Durham research finds loan companies "preying on poor"
Eleanor Eamens started off borrowing £100 from a doorstep lender to help with the cost of Christmas.
Soon she ended up with six separate loans, owing the lender £4,000.
The mum from Belford in Northumberland found the £50-a-week payments impossible on her income, forcing her to choose between servicing the debt and feeding her five children.
But even towards the end when she was missing payments, the company continued to offer her loans.
She said: "I take responsibility for what I did. Nobody forced me to borrow the money, but when you are on a small income it's so tempting.
"They did not ever look if I had other debts or whether I could afford it on my income. They simply didn't have a clue."
And a new study carried out in the North East has found that Eleanor Eamens' experience was all too common of low income households.
Durham University worked with 24 families in Middlesbrough and Stockton.
Many didn't have a bank account, and the ones that did were only allowed basic services with no access to an overdraft or credit card.

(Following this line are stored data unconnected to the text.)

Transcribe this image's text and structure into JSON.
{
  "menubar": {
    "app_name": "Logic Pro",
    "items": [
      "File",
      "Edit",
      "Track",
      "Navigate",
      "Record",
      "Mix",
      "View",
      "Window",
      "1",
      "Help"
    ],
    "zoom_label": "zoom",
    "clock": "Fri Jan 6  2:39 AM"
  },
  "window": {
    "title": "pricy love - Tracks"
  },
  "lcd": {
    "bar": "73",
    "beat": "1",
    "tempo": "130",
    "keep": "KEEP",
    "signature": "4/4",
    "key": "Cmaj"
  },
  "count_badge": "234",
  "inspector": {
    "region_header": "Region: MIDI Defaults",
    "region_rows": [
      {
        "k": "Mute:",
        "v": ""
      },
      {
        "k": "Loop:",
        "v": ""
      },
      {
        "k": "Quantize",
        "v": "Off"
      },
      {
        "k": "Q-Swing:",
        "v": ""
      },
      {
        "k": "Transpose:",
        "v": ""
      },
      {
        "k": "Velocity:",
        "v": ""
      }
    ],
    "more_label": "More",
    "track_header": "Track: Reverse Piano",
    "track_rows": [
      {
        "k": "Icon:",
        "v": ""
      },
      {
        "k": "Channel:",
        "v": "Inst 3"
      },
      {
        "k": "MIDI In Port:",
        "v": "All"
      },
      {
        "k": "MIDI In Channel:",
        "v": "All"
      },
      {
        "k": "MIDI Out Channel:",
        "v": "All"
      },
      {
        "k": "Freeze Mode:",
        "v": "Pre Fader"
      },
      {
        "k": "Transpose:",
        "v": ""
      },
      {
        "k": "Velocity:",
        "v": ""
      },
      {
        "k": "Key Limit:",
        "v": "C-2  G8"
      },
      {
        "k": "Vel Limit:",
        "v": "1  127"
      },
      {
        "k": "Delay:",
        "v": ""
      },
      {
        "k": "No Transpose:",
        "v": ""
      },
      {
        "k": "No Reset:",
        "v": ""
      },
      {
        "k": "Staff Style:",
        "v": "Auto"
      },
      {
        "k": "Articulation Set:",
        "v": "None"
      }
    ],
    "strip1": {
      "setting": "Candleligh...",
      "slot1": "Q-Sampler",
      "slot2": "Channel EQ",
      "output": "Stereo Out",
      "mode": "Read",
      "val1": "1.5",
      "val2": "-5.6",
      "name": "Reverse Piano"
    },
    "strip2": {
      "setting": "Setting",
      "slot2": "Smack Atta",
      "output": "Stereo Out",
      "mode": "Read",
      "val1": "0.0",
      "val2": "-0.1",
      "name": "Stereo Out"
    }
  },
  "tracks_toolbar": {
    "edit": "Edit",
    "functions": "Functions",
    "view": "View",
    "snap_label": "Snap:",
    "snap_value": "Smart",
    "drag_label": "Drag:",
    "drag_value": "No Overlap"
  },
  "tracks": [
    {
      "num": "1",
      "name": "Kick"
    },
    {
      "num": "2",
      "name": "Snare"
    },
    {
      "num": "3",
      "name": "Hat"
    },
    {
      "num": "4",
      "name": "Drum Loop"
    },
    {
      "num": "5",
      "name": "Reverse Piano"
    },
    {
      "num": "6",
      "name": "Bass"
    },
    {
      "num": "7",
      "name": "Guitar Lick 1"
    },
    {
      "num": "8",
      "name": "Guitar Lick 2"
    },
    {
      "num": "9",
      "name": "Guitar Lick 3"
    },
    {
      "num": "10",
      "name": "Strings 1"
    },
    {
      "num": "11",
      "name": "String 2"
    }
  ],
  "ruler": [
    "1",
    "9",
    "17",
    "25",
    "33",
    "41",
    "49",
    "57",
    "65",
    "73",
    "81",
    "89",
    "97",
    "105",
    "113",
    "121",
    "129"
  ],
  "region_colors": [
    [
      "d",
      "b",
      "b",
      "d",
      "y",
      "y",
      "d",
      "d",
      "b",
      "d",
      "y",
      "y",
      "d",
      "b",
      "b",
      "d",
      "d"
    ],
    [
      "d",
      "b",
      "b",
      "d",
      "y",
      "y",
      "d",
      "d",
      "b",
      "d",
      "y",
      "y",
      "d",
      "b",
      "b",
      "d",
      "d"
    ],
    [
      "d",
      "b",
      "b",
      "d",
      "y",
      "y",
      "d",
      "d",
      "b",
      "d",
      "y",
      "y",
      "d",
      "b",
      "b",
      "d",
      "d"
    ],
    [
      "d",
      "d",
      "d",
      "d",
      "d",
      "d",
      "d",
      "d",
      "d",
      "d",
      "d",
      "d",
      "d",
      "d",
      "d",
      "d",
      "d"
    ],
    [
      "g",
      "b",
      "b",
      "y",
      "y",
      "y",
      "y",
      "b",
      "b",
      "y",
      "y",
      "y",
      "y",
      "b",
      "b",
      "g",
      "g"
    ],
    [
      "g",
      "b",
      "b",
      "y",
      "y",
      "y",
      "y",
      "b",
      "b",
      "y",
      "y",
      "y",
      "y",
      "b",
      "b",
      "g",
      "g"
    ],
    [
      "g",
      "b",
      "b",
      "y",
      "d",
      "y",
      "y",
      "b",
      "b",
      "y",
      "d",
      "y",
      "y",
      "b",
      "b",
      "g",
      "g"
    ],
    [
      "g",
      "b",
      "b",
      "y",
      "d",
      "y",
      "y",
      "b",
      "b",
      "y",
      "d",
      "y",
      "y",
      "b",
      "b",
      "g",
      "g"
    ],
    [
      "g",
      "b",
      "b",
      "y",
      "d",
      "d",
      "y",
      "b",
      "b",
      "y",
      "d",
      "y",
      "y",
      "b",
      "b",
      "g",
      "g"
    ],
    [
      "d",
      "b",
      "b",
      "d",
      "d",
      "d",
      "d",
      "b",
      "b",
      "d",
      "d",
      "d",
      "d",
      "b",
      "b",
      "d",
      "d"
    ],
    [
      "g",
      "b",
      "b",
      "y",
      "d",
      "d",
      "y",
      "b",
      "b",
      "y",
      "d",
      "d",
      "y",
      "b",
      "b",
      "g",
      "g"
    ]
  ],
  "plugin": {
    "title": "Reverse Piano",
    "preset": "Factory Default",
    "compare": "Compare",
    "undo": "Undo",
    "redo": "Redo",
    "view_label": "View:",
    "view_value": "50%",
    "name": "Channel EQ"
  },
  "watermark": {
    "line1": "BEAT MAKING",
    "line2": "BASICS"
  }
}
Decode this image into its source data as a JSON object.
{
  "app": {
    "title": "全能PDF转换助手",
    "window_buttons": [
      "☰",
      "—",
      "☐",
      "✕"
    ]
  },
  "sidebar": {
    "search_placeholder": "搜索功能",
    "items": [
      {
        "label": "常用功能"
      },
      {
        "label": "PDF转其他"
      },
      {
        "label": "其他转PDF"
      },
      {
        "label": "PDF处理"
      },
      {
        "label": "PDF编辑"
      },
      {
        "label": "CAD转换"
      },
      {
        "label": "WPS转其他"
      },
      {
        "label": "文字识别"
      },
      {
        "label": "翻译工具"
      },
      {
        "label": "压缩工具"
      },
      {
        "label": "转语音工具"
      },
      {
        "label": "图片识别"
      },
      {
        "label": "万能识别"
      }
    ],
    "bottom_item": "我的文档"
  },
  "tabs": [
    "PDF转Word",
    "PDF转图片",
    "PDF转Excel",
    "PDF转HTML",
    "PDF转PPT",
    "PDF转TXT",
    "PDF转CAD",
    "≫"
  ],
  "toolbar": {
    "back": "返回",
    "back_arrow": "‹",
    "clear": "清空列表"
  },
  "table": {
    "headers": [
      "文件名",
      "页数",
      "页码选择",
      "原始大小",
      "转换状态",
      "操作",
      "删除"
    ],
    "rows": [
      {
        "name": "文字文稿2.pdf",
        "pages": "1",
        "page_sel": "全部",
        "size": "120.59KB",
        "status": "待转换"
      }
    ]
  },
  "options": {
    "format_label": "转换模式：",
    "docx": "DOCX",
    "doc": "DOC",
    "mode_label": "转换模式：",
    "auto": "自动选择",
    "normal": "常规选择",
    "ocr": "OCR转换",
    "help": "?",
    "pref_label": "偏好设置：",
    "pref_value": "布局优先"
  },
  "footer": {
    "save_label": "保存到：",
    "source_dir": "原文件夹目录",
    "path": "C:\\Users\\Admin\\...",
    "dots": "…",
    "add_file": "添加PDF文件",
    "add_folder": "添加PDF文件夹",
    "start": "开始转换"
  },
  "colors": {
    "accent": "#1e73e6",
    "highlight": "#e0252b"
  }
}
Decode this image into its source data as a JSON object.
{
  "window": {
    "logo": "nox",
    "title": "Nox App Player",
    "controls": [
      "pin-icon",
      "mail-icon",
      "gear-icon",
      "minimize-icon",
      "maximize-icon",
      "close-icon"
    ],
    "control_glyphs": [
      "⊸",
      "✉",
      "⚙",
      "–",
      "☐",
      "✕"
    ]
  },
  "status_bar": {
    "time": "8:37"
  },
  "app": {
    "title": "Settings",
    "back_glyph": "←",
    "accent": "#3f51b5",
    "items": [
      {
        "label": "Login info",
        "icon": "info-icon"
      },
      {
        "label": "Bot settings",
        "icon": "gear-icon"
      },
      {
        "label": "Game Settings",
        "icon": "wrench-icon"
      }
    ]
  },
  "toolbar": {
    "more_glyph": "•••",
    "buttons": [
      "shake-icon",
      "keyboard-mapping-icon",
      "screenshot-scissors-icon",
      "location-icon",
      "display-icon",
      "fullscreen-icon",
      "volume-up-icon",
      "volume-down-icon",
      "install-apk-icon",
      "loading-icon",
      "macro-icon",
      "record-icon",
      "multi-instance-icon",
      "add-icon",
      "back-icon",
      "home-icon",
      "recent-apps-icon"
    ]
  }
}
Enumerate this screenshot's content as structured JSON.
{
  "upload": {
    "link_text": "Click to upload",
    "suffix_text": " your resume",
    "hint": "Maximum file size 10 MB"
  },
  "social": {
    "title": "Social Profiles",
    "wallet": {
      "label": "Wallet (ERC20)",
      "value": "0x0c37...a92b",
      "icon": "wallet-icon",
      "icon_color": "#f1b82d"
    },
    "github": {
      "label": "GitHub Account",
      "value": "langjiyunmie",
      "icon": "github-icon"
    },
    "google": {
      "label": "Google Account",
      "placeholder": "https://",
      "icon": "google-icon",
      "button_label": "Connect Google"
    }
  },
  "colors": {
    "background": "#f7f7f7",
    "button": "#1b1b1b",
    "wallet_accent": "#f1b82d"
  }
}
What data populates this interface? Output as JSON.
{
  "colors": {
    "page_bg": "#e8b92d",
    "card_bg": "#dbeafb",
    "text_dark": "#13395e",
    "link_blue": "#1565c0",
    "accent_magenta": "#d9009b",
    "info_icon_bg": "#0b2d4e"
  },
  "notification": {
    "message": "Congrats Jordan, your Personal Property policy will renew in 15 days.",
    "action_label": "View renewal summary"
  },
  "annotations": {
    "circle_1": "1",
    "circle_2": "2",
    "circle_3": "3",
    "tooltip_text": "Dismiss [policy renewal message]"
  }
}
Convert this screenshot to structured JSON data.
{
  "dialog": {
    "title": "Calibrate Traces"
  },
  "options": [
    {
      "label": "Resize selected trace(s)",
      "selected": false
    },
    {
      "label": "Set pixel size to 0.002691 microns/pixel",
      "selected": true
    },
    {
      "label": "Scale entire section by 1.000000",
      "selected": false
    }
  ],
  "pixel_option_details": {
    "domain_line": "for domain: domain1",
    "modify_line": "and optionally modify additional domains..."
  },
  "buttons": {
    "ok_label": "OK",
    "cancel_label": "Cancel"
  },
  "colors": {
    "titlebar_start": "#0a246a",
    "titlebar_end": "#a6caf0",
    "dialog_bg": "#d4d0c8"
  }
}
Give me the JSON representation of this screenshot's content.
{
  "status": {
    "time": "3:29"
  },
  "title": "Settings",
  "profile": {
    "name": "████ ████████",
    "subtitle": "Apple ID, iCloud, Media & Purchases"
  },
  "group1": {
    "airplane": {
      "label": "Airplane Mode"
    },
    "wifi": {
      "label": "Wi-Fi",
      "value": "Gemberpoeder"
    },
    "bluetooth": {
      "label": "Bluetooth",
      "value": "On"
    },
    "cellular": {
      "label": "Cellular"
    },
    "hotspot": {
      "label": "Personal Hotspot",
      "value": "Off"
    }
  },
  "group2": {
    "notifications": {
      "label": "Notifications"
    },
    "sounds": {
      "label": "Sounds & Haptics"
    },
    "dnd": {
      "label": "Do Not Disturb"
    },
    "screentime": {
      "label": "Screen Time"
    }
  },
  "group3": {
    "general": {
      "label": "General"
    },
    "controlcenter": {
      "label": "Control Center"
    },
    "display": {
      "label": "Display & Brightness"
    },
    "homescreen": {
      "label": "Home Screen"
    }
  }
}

The most any of the families had in savings was £4, yet their debts ranged from £340 to £10,000.
Many had multiple loans with payday and doorstep lenders, at annual interest rates of up to 4,000% even though their incomes were small.
Professor Sarah Banks, who led the study, says this had a profound and negative impact on their lives.
She said: "It was quick and convenient to get the loans, but very soon people were finding themselves saddled with large debts.
"Many were desperate, some had moved home, others had gone off incognito to try and get away from the debt and many had mental health problems which were quite severe."
The researchers believe these families were preyed upon by lenders even though they clearly couldn't afford the debt.
Professor Banks believes there needs to be a cap on the amount loaned to individuals and greater checks on their ability to pay.
She said: "The companies were purely interested in getting more customers and not in whether people could pay it back. They charge huge rates and built into those rates is the assumption that they will default.
"We want all these high cost credit companies to carry out affordability checks. If people can't afford them they shouldn't really be offered the loans."
And the pressure does seem to be ramping up on high cost credit companies.
The government is planning tighter regulation of the industry from next April, but Labour has gone a step further by backing some form of cap, and promising a levy on the firms.
That money will then be used to help develop community credit unions to provide low cost alternatives.
But some believe the idea is unworkable. Phil Hall from the ifs University College, which specialises in financial education, says credit unions will never be a substitute because they require people to save before they can lend
He also believes the high cost credit industry is already well-supervised.
He said: "The fixation with huge APR rates for payday lenders is very misleading because APRs are annual, payday loans are not. Often it is cheaper to borrow from a payday lender than to dip into an unauthorised overdraft or to take out a lengthy bank loan but these basic facts appears to be lost on policymakers.
"The government should be cracking down on illegal lending and loan sharks rather than directing misguided attention to what is already a well regulated market."
And those who work in the industry believe they provide a vital service.
Julio Martino runs a local payday loan shop in Newcastle. He says he does check people's ability to pay and charges realistic interest rates.
He said: "I think it is important businesses do not charge ridiculous interest rates but we do have to charge a rate that allows us to make money. We are not a bank, or building society or a huge financial organisation so we cannot charge APRs similar to credit cards.
"We are essentially lending to people who cannot get credit from banks, and companies like mine are willing to take a slightly greater risk to lend to these people who do need credit."
But the researchers at Durham University believe people can be given help to avoid unmanageable debt.
They worked with community organisation Thrive Teesside to provide mentors for low income families to guide them.
That helped many, and some now do use credit unions.
Eleanor Eamens has also drawn a line under her loans. She'll be debt-free by January and has begun saving with her local credit union.
She says she'll never go back to high cost credit.
But with the high cost credit industry worth many hundreds of millions of pounds, will it ever be possible - or even desirable - to wean people off the payday and doorstep lender?